Eukaryotes/Human Evolution from Bacteria:

• Protists are eukaryotes, which means their genetic material is arranged into a compartment, the nucleus, that is surrounded by a membrane and has membrane-delineated organelles. Prokaryotes would have been the first living creatures in the ancient earth's warm waters. The endosymbiotic hypothesis proposes that mitochondria (and chloroplasts) are descended from specialised bacteria (most likely purple nonsulfur bacteria) that somehow survived endocytosis by another prokaryote or cell type and became absorbed into the cytoplasm.

• Symbiont bacteria's capacity to conduct cellular respiration in host cells that relied on glycolysis and fermentation would have given them a significant evolutionary advantage. Similarly, host cells harbouring photosynthesis-capable symbiotic bacteria would have an advantage. The number of situations in which the cells could survive would have been considerably increased in both circumstances.

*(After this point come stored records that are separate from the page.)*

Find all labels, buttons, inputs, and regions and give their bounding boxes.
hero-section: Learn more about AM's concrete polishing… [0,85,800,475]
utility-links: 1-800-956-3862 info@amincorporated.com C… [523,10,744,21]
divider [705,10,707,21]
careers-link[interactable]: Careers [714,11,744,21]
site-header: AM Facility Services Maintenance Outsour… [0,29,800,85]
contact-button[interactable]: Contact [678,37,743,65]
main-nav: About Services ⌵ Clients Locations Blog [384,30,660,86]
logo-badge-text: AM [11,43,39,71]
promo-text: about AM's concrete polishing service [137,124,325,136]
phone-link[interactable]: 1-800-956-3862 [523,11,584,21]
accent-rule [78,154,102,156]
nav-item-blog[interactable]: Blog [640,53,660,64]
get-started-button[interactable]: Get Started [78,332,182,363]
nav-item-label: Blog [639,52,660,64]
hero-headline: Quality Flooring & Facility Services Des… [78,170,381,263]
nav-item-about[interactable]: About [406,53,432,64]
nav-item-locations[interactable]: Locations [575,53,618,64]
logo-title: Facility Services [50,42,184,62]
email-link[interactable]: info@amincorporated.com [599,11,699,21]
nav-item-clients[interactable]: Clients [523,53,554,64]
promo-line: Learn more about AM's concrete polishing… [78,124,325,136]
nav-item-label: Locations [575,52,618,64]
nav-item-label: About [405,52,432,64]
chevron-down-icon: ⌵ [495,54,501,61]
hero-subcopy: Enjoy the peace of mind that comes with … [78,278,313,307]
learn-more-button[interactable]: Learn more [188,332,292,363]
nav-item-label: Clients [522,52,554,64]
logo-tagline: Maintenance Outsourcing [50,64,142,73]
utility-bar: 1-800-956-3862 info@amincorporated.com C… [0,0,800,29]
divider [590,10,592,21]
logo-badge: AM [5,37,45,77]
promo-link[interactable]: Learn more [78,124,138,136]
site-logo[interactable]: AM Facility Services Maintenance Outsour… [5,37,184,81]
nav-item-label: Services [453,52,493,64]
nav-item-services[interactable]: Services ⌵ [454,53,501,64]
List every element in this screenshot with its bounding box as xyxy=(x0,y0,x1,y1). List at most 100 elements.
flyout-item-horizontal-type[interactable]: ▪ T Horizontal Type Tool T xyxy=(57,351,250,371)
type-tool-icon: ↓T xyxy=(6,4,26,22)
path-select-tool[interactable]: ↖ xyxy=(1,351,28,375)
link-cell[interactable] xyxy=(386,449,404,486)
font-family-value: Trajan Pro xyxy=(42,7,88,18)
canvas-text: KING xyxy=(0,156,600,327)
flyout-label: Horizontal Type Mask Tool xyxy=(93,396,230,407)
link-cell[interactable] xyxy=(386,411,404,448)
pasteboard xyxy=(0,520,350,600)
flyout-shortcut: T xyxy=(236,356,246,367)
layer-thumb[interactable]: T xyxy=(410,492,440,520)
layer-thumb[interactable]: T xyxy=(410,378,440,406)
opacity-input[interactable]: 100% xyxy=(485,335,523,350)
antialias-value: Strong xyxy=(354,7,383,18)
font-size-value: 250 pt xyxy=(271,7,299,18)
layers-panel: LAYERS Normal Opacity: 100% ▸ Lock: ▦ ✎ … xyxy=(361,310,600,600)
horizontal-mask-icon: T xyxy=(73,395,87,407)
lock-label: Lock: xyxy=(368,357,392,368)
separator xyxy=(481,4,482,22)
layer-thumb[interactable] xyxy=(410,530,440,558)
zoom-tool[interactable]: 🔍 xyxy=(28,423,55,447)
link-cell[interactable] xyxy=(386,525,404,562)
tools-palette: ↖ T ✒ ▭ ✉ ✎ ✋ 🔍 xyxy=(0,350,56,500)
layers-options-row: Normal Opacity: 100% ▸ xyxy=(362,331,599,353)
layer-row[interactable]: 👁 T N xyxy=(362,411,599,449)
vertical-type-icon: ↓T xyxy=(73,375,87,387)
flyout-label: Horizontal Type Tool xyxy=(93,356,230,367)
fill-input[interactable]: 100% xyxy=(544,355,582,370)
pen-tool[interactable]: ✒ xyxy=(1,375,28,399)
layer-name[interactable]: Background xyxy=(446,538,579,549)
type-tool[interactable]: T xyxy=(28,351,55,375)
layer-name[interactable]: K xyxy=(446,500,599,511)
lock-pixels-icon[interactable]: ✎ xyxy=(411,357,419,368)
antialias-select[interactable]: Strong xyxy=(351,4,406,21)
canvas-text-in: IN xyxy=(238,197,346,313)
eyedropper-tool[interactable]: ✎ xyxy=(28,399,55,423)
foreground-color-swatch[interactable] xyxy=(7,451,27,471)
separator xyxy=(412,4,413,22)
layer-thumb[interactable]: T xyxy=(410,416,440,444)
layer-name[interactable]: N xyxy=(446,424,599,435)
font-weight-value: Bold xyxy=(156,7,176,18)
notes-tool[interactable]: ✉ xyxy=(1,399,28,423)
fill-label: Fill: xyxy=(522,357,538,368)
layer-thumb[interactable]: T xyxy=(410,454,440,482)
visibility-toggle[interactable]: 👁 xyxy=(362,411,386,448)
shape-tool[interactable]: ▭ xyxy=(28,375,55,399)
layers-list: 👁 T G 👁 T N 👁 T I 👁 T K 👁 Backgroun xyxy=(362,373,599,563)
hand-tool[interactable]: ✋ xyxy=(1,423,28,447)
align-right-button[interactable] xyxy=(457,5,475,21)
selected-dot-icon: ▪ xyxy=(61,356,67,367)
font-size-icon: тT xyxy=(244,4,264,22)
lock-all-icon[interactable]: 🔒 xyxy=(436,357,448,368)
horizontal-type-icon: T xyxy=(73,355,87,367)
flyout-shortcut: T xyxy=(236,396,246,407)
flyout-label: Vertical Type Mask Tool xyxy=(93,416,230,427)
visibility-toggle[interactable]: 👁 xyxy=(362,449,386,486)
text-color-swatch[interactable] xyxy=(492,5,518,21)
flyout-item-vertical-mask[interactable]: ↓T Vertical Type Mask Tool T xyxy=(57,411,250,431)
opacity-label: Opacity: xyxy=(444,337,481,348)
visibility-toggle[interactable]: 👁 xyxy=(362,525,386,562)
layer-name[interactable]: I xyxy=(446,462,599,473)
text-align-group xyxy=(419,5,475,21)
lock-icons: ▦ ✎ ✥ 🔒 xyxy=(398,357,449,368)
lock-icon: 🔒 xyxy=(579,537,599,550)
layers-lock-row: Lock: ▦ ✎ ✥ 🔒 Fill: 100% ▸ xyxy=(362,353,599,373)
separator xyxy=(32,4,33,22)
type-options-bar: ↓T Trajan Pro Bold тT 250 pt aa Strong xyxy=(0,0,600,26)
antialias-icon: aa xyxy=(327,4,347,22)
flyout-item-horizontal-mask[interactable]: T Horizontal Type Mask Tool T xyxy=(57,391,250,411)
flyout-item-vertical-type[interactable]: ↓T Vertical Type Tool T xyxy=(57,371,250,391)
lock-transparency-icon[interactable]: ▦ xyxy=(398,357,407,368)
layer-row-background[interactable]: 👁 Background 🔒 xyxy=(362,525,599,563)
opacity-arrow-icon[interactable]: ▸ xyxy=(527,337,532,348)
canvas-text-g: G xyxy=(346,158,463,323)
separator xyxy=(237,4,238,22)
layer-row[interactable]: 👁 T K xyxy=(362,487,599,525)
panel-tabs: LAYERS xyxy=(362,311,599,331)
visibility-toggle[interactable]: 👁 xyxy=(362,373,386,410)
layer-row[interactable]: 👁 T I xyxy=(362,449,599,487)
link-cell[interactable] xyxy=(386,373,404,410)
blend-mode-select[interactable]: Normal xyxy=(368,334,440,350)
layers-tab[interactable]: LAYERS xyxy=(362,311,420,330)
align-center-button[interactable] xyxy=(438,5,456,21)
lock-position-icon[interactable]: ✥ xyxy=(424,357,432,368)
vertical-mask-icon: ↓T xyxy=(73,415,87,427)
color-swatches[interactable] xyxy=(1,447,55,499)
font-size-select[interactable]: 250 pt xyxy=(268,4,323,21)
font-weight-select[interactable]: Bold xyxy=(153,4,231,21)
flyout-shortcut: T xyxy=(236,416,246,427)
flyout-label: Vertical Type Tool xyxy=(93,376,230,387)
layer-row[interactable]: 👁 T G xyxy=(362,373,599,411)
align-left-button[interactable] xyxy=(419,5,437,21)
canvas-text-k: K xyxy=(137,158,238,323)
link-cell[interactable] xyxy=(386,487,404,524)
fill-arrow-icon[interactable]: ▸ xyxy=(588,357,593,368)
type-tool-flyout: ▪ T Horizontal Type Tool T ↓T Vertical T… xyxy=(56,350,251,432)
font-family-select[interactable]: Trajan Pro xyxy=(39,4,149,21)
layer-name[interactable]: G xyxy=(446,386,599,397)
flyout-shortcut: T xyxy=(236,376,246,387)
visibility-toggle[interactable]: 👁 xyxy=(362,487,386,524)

• Mitochondria do not have nearly enough DNA to code for all mitochondria-specific proteins, although a billion years or so of evolution could account for a gradual loss of independence. Although the endosymbiotic hypothesis is referred to as a theory, there is no experimental evidence to support it. The idea, which is the most likely explanation for mitochondrial origin, has only circumstantial evidence to back it up. The evidence required to convert the model from hypothesis to theory is almost certainly lost to time.

Antibiotic Resistance Directional Selection

Natural Selection of Bacteria

• There are numerous examples of bacteria rapidly evolving. Antibiotics were not employed in medical practice until the 1940s. Antibiotics were eventually shown to be effective against the majority of harmful microorganisms. Bacterial resistance to one or more antibiotics has increased since then, to the point where previously effective drugs are no longer effective against particular germs.

• Although this method can occur, most occurrences of antibiotic resistance in harmful bacteria are not the consequence of a mutation that affects the protein that the antibiotic assaults. Antibiotic resistance is frequently caused by bacteria producing enzymes that modify the antibiotic and render it inert. Transmissible plasmids, which transmit the genes for drug-inactivating enzymes from one bacterial species to another, are a crucial component in the spread of antibiotic resistance. Although the origin of the gene for these enzymes is unknown, mobile genetic elements (transposons) may have influenced their appearance and allowed them to be transferred to other bacteria.

Did You Know?

Thermotogae bacteria are thermophilic or hyperthermophilic, gram-negative staining, anaerobic bacteria that can thrive near hydrothermal vents with temperatures ranging from 55 to 95 degrees Celsius. They're regarded to be among life's earliest forms. These species were discovered near ancient hydrothermal vents in the Australian Apex Chert.  These fossils are likely to have belonged to early thermophilic bacteria and date back 3.46 billion years. This is due to the fact that these organisms do not require oxygen to exist, an element that was not abundant in Earth's early atmosphere. Furthermore, surviving species such as Thermotoga neapolitana, which resembles its ancestral form and still lives near these vents, have been used as evidence by some scientists to support this view.